Is there baseline data on population demographics that isn’t collected any other way? –
The UKs Local Government Assoication has said that other sources of information would give a clearer picture. They were furious that the 2001 census data was used to allocate their funding.
Is there a way to get this data without breaching privacy? –
You could ask far less intrusive questions, and not require people to give personally identifying details, name, DOB. You could also delete the data once it’s been tabulated as we say the government should.
Is this publicly accessible afterwards, or only available under license? –
The data is kept hidden from the public for 100 years. However the The Statistics and Registration Service Act 2007 creates broad data-sharing powers to share it with the 56 geographical and 8 non-geographical UK Police Forces the three UK Intelligence Agencies (MI5, MI6 and GCHQ), the Department for Work and Pensions,private investigators working for the DWP hunting down “benefits cheats”, Her Majesty’s Revenue and Customs tax investigators, approved Insurance Industry “anti-fraud” investigators / private investigators, the Home Office Borders and Immigration Agency, the Serious Organised Crime Agency (either for domestic investigations into Serious Crimes, or for these and also for minor investigations if requested by a Foreign Law Enforcement agency under Mutual Legal Assistance treaties, Lawyers in civil Court Cases e.g. for Divorce or Libel or Copyright Infringement etc., Local Authority Trading Standards departments, Local Authority Environmental Health departments etc. etc. etc……………. not to mention ‘approved researchers’.
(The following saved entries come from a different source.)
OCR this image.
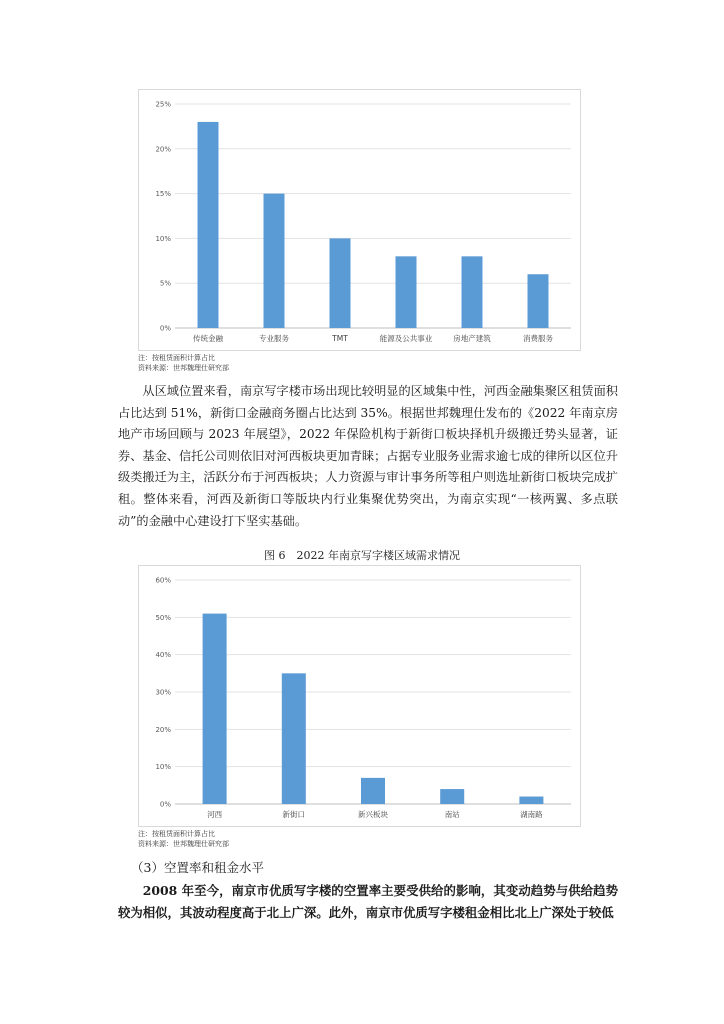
0%
5%
10%
15%
20%
25%
传统金融	专业服务	TMT	能源及公共事业	房地产建筑	消费服务
注：按租赁面积计算占比
资料来源：世邦魏理仕研究部

从区域位置来看，南京写字楼市场出现比较明显的区域集中性，河西金融集聚区租赁面积占比达到 51%，新街口金融商务圈占比达到 35%。根据世邦魏理仕发布的《2022 年南京房地产市场回顾与 2023 年展望》，2022 年保险机构于新街口板块择机升级搬迁势头显著，证券、基金、信托公司则依旧对河西板块更加青睐；占据专业服务业需求逾七成的律所以区位升级类搬迁为主，活跃分布于河西板块；人力资源与审计事务所等租户则选址新街口板块完成扩租。整体来看，河西及新街口等版块内行业集聚优势突出，为南京实现“一核两翼、多点联动”的金融中心建设打下坚实基础。

图 6　2022 年南京写字楼区域需求情况
0%
10%
20%
30%
40%
50%
60%
河西	新街口	新兴板块	南站	湖南路
注：按租赁面积计算占比
资料来源：世邦魏理仕研究部
（3）空置率和租金水平

2008 年至今，南京市优质写字楼的空置率主要受供给的影响，其变动趋势与供给趋势较为相似，其波动程度高于北上广深。此外，南京市优质写字楼租金相比北上广深处于较低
There are also plans to share it with all 27 EU member states and pass the data over to EuroStat.
How are we supposed to understand who is living in Britain if we don’t have a census?
How are we meant to know who is living in Britian by using census data that only takes a 10 year snap shot. Britian is subject to high migration as people move freely between EU memebe states.
How do we know how accurate the census data is, millions of people don’t reply and who knows how many lie?
Thanks all –
Apologies to No2ID for implying they were calling for a boycott – I know that others have.
This is helpful information – I am getting to see that the objection is not to conducting a census per se, but to a lack of transparency about how the data is used, and the personally identifiable nature of the data collected (it’s important to note that names and DOBs are not part of the Canadian census).
I really appreciate your responses, but now I want to know, how could this be done better? It seems even more wasteful to start a process that is expensive and infringing of rights when many people don’t participate. Or is it out of date and silly to conduct censuses at all, considering high levels of migration?